Typical work for me might be several layers of moving text with shadows over a couple of video layers with color corrections some with blur and composite mode changes. And a particle effect in the background with a couple of filters on it, and a mask or two in there on various layers.
Thanks so much,
I have a 2.7Ghz G5 with 4GB ram. two days ago I pulled the stock ati 9650 (256MB) out and installed a ATI X800 XT, and updated the firmware. I went from 12 fps on a complex project to a rock solid 30fps. A ten second ram preview was 19 seconds, now is 8 seconds. worth every penny to me, and at $466 online plus I don't sacrifice a pci slot, means all the difference to me. Also ATI has always had better mac driver integration than Nvidia. The 6800 vs the x800 is -+2% on all the motion 2 tests that I have seen (NAB included). Yes the 6800 is faster on the PC, but we don't have pcs now do we. If you want real performance in motion take that $160 savings and stick it in a fast Sata, fiber, or SCSI raid. I have a Medea RTRx and I get about a 20% improvement over the internal Sata drive in motion (thats a lot more than a 6800 will give you). Plus tack on some more ram if you like to run FCP5 and motion 2 at the same time as they both will eat 2GBs.
Thanks for the great feedback. Do you run 1 or 2 monitors? I am considering running an HDTV tube with a DVI input as a cinema display for FCP on the second port of the video card for HD previews. Do you think that would that work with the X800 XT?
Fortunatly, I have a pretty serious SATA raid already.
Thanks a bunch,
I have two 22" samsung Crts at 2048x1536. From my tests there is no speed difference between one monitor and two in motion. The only problem that I can see with running DVI into a HDTV is that the HDTV will act as a monitor, and will use a different color space then if you go out of a video capture card and into the HDTV. You can correct for this as I used to before I got a kona 2. Buy a Spyder 2 from pantone (about $250) and you can then color calibrate the HDTV to ntsc standard color space with a color sync profile (just select ntsc from the colorvue menu). Also remember with HDTV setup is at 0 ire for transmission, but TV/HDreceivers manufacturers are required to add setup to 7.5ire on playback but most of the time they don't. I shoot for 3ire for black when I know that the material is going to be broadcast on HDTV.

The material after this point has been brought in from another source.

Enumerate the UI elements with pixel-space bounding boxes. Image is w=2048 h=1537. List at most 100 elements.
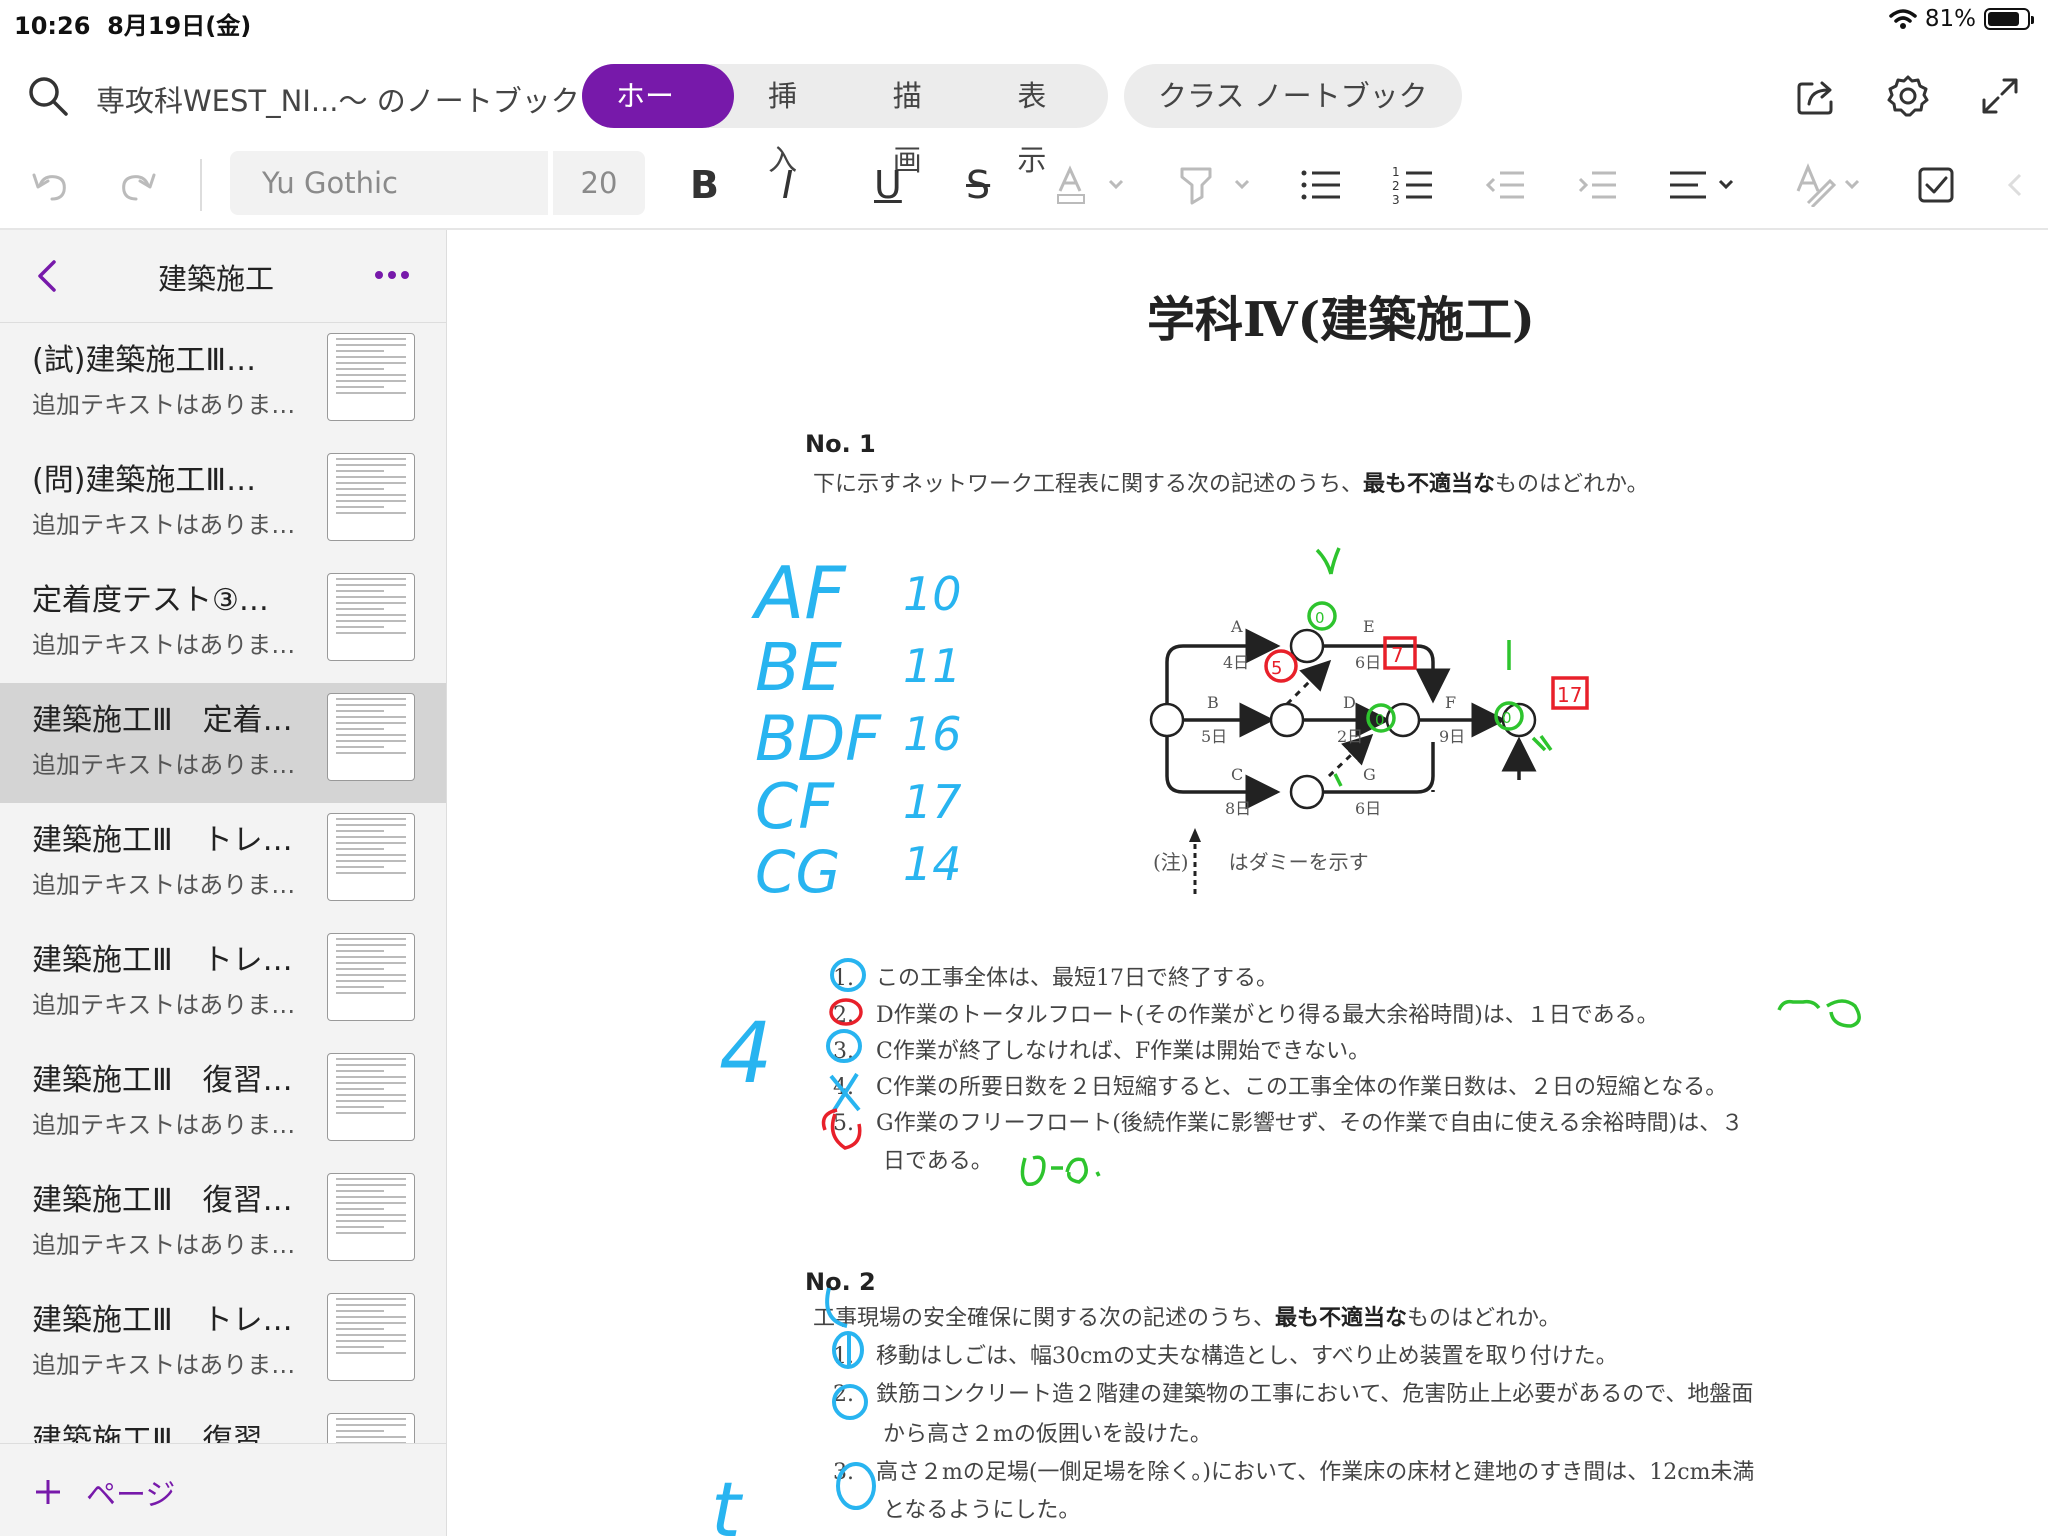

Excellent. That is a great Idea. I did not know the spider would do NTSC color space.
I do have a Decklink SD card that I use currently to a broadcast NTSC monitor. Once I upgrade to FCP 5 we will see if it will still do RT down conversion with the HDV material.
I would really like to be able to view the HDV material in HD. Am I asking about the best solution or do you recommend a better workflow such as an LCD panel. In my experience LCD displays are not really very color and contrast accurate to NTSC video. My Edit room would be better suited for the LCD because of size, but accurate viewing is my main concern, but I can not afford 3500 for an HD broadcast monitor at this time.
With HDV you are best to run FW into the mac from the very camera that shot the HDV. Edit only on the mac (with camera/deck disconnected), and then reconnect the deck to run HDV out over FW for a final "monitor online pass." You can do that at SD or HD with the deck/camera down converting the video to SD. I HAD a sony "Broadcast Grade" LCD HD for two weeks, on-lined one show and the client was so discussed with the blacks/color that I had to comp them a new online. I have found that for color, the SD down converts are fine, but for motion graphics, nothing beats even a low cost native HDTV. I now have a sony HD CRT BC monitor now, and two $1000 Samsung CRT HDTVs. Be aware that the consumer CRT HDTVs will only be 1080i although some can up-convert 720p (looks soft). LCD/Plasma TVs are only 720p and look soft with 1080i high motion.